Durante o encontro, um membro da Associação Quilombola de Moreré teria expressado indignação com a tentativa de limitar o acesso dos moradores à praia e contestou a estratégia de dividir as comunidades em reuniões separadas.
Pressão e intimidação contra lideranças quilombolas de Boipeba
Após a reunião, as tentativas de convencimento continuaram. Ainda segundo as comunidades, no dia seguinte, uma servidora do INEMA, identificada como Lolita Garrido, foi até a casa de uma liderança da Associação Quilombola de Boipeba para insistir na adesão ao projeto.
A filha grávida do líder comunitário foi abordada e constrangida na porta de casa pela representante do órgão ambiental, que aguardava o quilombola para uma conversa.
A empresa Perville, do empresário italiano Fábio Perini, já foi notificada por desmatamento ilegal na Área de Proteção Ambiental (APA) das Ilhas de Tinharé e Boipeba. Desde 2017, há tentativas de implementação do empreendimento e uma audiência pública realizada em 2019 teve baixa participação da comunidade, que estava mobilizada na limpeza das praias após o derramamento de petróleo que atingiu o litoral nordestino.

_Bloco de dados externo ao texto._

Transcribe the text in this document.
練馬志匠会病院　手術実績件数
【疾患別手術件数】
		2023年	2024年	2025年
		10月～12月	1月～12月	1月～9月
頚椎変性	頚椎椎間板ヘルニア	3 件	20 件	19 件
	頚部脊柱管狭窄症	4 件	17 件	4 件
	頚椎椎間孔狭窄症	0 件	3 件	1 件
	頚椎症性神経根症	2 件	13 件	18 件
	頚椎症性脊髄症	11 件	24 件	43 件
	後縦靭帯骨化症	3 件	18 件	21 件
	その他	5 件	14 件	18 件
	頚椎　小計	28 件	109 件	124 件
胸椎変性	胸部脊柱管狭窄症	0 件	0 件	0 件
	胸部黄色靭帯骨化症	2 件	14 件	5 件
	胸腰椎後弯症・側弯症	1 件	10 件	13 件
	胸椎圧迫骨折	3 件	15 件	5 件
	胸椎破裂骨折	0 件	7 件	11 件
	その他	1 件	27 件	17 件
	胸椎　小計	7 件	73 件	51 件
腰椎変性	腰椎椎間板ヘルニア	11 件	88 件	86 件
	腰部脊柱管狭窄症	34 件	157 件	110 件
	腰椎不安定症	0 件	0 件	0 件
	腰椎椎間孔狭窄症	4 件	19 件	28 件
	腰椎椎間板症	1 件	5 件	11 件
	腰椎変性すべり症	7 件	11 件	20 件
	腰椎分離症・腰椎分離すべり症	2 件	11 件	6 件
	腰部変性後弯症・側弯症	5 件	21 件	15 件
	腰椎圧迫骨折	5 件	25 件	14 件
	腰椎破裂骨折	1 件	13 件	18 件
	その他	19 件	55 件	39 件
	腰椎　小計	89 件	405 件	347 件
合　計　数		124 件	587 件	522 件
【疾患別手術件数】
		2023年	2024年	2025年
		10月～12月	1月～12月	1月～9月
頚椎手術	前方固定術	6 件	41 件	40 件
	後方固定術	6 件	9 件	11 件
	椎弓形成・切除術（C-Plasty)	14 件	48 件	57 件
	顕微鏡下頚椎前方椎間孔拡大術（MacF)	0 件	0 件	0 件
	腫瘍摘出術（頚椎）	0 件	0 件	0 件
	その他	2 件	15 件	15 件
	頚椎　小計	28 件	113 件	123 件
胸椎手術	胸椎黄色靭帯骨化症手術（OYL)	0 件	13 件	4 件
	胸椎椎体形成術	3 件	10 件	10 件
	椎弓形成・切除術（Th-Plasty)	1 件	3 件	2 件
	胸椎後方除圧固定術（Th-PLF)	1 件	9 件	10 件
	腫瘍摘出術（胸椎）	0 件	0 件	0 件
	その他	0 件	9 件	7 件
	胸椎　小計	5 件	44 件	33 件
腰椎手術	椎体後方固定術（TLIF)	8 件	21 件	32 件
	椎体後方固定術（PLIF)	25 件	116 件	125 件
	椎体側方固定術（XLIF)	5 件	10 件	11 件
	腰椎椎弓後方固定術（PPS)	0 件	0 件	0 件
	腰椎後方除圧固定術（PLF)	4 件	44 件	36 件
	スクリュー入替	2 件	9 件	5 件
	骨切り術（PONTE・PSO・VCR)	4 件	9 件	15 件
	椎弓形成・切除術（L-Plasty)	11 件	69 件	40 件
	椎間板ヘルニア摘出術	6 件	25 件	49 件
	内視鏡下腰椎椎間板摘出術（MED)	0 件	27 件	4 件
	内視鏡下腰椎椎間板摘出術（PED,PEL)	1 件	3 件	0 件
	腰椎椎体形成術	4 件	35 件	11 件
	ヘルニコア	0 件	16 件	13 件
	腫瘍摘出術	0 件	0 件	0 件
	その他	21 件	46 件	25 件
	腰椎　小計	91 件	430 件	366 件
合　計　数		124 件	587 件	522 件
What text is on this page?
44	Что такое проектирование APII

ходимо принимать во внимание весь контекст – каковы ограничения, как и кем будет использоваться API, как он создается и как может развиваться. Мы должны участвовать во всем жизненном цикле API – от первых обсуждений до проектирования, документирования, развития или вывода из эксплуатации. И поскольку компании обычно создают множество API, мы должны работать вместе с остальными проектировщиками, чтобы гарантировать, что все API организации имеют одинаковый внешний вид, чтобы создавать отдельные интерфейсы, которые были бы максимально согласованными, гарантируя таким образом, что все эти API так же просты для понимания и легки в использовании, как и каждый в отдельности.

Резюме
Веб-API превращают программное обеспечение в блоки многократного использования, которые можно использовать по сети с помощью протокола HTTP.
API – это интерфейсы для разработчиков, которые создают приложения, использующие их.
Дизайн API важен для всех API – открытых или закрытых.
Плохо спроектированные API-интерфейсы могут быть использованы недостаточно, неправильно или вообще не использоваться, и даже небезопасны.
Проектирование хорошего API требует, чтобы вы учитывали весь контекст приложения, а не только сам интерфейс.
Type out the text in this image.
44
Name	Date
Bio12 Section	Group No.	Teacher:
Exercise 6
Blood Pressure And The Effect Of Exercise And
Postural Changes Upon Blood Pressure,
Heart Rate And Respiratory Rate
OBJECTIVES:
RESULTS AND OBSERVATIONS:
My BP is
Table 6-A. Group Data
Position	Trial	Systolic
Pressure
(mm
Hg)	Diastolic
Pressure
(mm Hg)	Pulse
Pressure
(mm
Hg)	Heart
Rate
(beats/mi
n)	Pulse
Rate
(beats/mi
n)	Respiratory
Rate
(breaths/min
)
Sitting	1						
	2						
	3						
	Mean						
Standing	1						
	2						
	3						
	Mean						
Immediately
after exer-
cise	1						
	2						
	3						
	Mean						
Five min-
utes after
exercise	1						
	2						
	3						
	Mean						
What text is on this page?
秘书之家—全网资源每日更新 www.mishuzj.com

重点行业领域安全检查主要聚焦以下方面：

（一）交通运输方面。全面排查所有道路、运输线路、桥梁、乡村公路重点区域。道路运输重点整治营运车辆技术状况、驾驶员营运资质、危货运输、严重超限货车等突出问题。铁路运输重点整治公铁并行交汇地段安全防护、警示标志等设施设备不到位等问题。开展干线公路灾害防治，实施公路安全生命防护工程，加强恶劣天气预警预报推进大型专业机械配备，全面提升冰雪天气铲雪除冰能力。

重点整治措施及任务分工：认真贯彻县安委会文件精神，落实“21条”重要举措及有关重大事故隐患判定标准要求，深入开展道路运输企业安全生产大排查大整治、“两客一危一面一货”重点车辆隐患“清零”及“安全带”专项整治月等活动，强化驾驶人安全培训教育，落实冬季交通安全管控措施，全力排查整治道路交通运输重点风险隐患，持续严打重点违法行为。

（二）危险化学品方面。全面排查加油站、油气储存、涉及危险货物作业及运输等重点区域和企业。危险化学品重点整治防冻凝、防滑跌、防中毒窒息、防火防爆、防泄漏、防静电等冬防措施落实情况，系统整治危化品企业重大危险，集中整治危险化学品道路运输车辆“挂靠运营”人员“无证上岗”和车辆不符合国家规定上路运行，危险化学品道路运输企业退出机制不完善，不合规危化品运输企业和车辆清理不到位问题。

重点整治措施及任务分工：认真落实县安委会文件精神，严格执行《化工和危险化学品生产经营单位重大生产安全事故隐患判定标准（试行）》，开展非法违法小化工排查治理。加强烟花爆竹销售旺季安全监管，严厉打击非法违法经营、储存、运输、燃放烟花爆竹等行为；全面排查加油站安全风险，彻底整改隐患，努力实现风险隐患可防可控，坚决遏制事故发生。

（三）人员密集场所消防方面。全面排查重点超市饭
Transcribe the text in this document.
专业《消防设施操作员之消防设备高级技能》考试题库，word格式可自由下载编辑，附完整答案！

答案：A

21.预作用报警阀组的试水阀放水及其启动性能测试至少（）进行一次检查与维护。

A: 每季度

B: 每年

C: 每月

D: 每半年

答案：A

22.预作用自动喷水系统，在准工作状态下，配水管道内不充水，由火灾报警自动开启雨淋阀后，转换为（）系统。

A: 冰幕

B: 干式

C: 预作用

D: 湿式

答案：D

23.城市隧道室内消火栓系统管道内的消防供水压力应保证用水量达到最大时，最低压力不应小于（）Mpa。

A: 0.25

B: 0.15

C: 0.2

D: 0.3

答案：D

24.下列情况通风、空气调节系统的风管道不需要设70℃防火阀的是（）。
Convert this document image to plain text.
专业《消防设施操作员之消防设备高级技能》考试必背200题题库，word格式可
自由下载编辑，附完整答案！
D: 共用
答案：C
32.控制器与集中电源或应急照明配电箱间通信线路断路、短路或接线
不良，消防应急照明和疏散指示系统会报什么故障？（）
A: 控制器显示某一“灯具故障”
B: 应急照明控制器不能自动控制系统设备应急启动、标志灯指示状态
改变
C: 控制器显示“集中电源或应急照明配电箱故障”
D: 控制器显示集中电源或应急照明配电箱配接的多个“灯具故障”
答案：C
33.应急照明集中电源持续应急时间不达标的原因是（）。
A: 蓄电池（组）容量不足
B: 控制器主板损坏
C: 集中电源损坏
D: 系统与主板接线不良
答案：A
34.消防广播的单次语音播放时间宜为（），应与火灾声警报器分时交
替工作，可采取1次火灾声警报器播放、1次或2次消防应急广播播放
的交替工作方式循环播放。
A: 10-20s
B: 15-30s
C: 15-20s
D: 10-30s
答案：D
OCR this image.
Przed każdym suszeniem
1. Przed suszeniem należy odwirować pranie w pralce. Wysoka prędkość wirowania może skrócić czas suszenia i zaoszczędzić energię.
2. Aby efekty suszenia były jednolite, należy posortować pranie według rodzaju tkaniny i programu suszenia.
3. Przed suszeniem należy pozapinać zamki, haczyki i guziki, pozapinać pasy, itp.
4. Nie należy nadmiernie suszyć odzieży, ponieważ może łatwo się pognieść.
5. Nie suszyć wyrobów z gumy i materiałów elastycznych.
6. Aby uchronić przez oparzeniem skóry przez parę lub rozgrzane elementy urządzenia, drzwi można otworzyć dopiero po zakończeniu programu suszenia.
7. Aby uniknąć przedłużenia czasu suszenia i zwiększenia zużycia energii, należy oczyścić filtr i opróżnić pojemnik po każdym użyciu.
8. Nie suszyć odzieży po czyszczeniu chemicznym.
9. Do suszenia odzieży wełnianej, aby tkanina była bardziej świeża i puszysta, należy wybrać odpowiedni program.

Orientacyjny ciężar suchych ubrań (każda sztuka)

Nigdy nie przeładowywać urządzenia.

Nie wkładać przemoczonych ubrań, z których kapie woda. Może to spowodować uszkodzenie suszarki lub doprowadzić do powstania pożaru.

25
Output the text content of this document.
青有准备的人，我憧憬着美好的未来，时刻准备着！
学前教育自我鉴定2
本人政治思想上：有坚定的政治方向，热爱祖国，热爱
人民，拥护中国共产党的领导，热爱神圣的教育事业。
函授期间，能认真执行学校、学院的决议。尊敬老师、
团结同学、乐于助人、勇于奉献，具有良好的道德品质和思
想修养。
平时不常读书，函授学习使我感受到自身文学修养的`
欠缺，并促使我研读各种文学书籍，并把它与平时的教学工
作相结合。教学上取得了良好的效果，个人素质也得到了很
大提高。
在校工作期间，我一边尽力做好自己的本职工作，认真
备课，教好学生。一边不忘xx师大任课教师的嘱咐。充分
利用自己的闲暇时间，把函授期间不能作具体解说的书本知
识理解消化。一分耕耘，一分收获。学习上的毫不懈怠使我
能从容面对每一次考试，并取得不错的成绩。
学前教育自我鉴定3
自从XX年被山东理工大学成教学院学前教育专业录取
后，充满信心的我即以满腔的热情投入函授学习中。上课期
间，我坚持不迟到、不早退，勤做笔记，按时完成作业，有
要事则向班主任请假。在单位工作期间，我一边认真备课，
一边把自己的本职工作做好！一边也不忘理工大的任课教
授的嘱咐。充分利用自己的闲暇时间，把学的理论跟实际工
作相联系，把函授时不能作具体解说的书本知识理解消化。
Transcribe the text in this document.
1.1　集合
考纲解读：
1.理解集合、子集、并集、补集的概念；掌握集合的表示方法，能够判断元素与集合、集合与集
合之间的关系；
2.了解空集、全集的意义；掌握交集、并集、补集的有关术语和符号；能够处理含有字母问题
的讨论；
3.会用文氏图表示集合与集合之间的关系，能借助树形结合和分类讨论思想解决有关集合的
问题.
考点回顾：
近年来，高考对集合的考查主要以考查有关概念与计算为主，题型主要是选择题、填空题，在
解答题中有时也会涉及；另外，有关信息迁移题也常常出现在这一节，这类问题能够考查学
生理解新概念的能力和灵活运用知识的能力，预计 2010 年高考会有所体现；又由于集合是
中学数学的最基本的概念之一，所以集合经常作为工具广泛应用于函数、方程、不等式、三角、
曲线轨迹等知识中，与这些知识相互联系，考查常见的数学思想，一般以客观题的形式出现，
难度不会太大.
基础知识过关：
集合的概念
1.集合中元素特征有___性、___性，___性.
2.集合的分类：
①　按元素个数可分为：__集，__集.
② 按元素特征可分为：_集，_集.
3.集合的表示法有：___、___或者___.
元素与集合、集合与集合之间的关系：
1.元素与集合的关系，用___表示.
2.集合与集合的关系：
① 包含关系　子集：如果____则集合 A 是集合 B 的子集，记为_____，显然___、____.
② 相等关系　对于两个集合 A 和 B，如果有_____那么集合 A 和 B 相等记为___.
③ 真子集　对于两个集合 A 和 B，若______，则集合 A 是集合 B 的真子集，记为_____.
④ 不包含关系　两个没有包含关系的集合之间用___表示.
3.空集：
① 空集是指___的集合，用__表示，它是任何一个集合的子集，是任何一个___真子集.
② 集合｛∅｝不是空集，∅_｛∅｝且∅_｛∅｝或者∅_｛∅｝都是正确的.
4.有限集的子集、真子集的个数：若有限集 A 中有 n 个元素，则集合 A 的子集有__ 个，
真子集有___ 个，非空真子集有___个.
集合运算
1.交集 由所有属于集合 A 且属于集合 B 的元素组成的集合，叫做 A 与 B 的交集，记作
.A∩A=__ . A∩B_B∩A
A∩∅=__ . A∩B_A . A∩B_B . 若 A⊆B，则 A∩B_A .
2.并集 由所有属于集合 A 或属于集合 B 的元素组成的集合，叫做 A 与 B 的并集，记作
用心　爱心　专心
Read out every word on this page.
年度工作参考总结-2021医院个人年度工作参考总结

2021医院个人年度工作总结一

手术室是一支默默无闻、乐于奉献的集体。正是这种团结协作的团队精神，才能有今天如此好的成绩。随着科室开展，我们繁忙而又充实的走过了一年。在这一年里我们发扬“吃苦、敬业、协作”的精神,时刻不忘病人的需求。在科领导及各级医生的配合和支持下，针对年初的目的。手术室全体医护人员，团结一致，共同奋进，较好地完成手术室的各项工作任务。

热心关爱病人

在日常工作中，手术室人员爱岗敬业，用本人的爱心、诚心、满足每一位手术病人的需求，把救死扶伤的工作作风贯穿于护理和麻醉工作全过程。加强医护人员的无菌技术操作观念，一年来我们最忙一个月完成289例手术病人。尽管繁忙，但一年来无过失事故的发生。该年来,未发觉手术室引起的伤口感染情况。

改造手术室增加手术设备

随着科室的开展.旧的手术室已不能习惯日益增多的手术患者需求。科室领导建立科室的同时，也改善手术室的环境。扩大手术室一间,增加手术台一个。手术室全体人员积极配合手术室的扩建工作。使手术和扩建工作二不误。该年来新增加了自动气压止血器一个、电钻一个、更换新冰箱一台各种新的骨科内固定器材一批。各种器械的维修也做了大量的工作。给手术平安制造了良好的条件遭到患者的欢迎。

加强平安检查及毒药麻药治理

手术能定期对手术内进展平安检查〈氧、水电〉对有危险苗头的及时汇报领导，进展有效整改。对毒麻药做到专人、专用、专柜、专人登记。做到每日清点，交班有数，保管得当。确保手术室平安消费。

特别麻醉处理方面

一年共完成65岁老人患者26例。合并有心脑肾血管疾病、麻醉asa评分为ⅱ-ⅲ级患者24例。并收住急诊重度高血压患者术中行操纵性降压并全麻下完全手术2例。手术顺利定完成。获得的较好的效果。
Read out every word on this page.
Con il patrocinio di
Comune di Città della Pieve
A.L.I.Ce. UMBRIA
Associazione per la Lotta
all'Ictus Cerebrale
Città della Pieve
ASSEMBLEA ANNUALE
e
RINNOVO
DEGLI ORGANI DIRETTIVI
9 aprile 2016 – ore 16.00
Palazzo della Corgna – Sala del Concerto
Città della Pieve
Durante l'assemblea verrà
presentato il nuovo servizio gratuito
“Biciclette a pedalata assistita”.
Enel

Desrespeito à legislação e envolvimento do INEMA
O Brasil é signatário da Convenção 169 da Organização Internacional do Trabalho (OIT), que determina que qualquer empreendimento em territórios indígenas ou quilombolas deve ter autorização prévia, livre e informada das comunidades locais. No entanto, as ações do INEMA são vistas pelos moradores como uma tentativa de burlar esse processo e facilitar a aprovação dos empreendimentos.
A desconfiança da população com o INEMA não é recente. O órgão já autorizou projetos sem considerar impactos ambientais e sociais, incluindo o Mangaba Cultivo de Coco LTDA, que pretendia construir duas pousadas, um parque aquático, um aeródromo e um campo de golfe, ocupando cerca de 20% da ilha e desmatando ilegalmente 16 milhões de metros quadrados de vegetação nativa.
O Ministério Público Federal (MPF) já apontou arbitrariedades na atuação do INEMA e enviou um ofício, em março de 2023, ao secretário de Meio Ambiente da Bahia, Eduardo Sodré Martins, denunciando que o órgão tem sido um obstáculo para a garantia de direitos das comunidades tradicionais.
No documento, o MPF destaca que o INEMA ignora recomendações para não autorizar empreendimentos em áreas públicas federais. O texto chega a questionar: “Qual parte o INEMA não entendeu? Ou não quer entender?”.
Apesar das pressões, as comunidades quilombolas e pesqueiras de Boipeba seguem mobilizadas para garantir a preservação de seus territórios. Com processos de regularização fundiária em andamento na Secretaria de Patrimônio da União (SPU), os moradores esperam que o Estado reconheça seus direitos e impeça a destruição ambiental e social da ilha.
A Alma Preta entrou em contato com a empresa Perville e o Instituto do Meio Ambiente e Recursos Hídricos (INEMA) da Bahia para um posicionamento sobre a denúncia, mas não houveram retornos até o fechamento do texto. O espaço segue aberto.